Und Johanne betete den Gesang, aber nicht aus einem Buch, sie hatte keins, sie wußte ihn auswendig. »Das waren schöne Worte«, sagte er; »aber ich konnte nicht ganz folgen. Mir ist der Kopf so schwer!«
Rasmus war ein alter Mann geworden; aber Else war auch nicht mehr jung, wenn wir von ihr reden sollen; Rasmus redete nie von ihr. Sie war Großmutter; ein kleines, geschwätziges Mädchen war ihre Enkelin; die Kleine spielte mit den anderen Kindern im Dorfe. Rasmus kam, auf seinen Stock gestützt; er stand still, sah dem Spiel der Kinder zu, lächelte ihnen zu, alte Zeiten schimmerten in seine Gedanken hinein. Elses Enkelin zeigte auf ihn. »Dummer Rasmus!« rief sie; die anderen kleinen Mädchen folgten ihrem Bespiel. »Dummer Rasmus!« riefen sie und verfolgten den alten Mann mit Geschrei.
Das war ein grauer, schwerer Tag und dem folgten mehrere solcher Tage; aber nach grauen und schweren Tagen kommt auch wieder ein sonniger Tag.
Es war ein schöner Pfingstmorgen; die Kirche war mit grünen Birkenzweigen geschmückt; es war ein Duft wie im Walde drinnen, und die Sonne schien über die Kirchenstühle hin. Die großen Altarkerzen waren angezündet; es war Abendmahl. Johanne war zwischen den Knienden, aber Rasmus war nicht unter ihnen. Gerade an dem Morgen hatte der liebe Gott ihn zu sich gerufen.
Bei Gott ist Gnade und Barmherzigkeit.
Viele Jahre sind seitdem vergangen; das Haus des Schneiders steht noch da, aber niemand wohnt dort; der erste Nachtsturm kann es umwerfen.
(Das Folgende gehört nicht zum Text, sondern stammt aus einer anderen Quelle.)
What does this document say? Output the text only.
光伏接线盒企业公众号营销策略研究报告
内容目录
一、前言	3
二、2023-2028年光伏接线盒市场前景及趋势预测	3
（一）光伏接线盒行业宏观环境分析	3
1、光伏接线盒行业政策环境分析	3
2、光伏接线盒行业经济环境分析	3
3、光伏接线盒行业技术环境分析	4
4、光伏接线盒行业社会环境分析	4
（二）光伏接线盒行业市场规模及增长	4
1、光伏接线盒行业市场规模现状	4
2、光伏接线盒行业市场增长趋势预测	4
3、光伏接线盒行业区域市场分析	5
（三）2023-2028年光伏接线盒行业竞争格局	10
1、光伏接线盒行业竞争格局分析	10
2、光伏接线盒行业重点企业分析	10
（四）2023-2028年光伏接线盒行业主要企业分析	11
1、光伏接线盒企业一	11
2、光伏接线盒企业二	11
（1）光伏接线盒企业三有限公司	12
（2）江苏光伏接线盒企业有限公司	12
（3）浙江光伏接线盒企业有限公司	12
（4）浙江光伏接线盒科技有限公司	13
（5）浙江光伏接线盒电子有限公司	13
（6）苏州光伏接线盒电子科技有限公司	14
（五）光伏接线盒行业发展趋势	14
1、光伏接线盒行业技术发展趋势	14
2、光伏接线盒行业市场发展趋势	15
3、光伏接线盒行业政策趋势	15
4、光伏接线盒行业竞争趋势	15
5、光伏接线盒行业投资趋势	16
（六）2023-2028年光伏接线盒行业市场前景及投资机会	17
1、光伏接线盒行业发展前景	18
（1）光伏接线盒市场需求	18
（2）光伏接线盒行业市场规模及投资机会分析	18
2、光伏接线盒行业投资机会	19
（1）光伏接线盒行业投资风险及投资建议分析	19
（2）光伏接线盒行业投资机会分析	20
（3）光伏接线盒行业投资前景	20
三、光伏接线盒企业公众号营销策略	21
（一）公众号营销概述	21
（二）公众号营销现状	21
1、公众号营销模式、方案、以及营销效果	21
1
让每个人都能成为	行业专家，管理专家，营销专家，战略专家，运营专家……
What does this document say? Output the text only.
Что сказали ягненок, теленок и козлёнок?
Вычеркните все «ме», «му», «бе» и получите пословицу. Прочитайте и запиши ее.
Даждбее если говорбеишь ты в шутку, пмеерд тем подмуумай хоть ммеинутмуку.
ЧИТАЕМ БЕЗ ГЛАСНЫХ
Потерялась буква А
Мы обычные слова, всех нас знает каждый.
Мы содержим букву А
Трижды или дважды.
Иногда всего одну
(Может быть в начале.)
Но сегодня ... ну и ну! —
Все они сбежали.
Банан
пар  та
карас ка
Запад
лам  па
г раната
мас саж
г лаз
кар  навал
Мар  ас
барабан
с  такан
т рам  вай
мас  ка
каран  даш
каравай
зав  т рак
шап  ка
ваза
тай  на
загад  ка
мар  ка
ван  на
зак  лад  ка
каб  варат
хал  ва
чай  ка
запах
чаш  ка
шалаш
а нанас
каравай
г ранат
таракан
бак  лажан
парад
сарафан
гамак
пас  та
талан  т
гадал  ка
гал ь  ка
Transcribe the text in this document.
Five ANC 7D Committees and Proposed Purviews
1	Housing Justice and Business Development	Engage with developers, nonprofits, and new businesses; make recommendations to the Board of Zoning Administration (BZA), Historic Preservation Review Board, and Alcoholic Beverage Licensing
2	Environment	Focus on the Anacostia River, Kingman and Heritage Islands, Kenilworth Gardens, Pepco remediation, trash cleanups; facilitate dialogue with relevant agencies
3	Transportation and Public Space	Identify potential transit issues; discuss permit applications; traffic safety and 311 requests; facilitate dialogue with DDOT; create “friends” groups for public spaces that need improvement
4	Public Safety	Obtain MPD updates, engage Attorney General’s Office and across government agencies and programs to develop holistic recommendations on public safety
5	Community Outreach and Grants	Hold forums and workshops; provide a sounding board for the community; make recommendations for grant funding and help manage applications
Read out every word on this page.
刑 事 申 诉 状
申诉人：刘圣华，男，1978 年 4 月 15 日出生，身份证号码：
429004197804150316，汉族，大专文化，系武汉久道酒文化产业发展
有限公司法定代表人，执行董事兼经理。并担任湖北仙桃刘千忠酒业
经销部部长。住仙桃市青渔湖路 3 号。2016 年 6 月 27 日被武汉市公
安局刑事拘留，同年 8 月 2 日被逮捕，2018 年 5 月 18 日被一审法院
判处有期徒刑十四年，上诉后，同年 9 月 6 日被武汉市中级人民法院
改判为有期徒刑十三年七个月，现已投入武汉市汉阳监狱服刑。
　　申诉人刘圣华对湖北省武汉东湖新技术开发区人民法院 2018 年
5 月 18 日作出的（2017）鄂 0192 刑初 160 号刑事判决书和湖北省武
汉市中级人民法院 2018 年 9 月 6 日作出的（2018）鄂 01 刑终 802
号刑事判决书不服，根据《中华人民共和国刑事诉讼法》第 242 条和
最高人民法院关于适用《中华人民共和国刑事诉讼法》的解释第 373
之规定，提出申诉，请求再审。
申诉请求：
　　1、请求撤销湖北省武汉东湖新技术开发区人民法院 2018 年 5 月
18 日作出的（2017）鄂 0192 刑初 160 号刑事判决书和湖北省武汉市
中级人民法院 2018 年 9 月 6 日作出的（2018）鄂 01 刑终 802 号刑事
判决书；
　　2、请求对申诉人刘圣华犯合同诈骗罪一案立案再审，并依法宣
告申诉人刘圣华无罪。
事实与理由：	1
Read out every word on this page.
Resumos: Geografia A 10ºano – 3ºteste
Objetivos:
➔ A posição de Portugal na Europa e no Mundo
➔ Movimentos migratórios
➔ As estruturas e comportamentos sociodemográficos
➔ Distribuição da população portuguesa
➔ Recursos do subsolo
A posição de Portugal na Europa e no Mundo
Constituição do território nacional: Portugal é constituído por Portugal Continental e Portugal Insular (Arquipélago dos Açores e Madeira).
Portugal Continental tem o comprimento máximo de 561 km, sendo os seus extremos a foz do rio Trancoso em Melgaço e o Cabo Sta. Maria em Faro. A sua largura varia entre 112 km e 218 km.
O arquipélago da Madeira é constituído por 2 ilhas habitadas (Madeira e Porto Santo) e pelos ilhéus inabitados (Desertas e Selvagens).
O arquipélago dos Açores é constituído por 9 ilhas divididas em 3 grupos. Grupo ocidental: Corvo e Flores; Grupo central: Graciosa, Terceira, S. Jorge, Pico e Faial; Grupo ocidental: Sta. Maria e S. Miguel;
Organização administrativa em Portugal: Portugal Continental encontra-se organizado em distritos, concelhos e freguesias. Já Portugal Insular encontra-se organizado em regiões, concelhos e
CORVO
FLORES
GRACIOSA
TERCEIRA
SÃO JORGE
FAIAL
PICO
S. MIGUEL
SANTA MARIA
Der Teich ist mit Schilf und Bitterklee überwuchert. Der Wind saust in dem alten Baum, es ist, als hörte man ein Lied; der Wind singt es, der Baum erzählt es; verstehst du es nicht, dann frage die alte Johanne im Armenhaus.
Sie lebt dort, sie singt ihren Gesang, denselben, den sie Rasmus vorgesungen hat; sie denkt an ihn, sie betet zu dem lieben Gott für ihn, die treue Seele. Sie kann erzählen von der Zeit, die verging, und von den Erinnerungen, die in dem alten Baum sausen.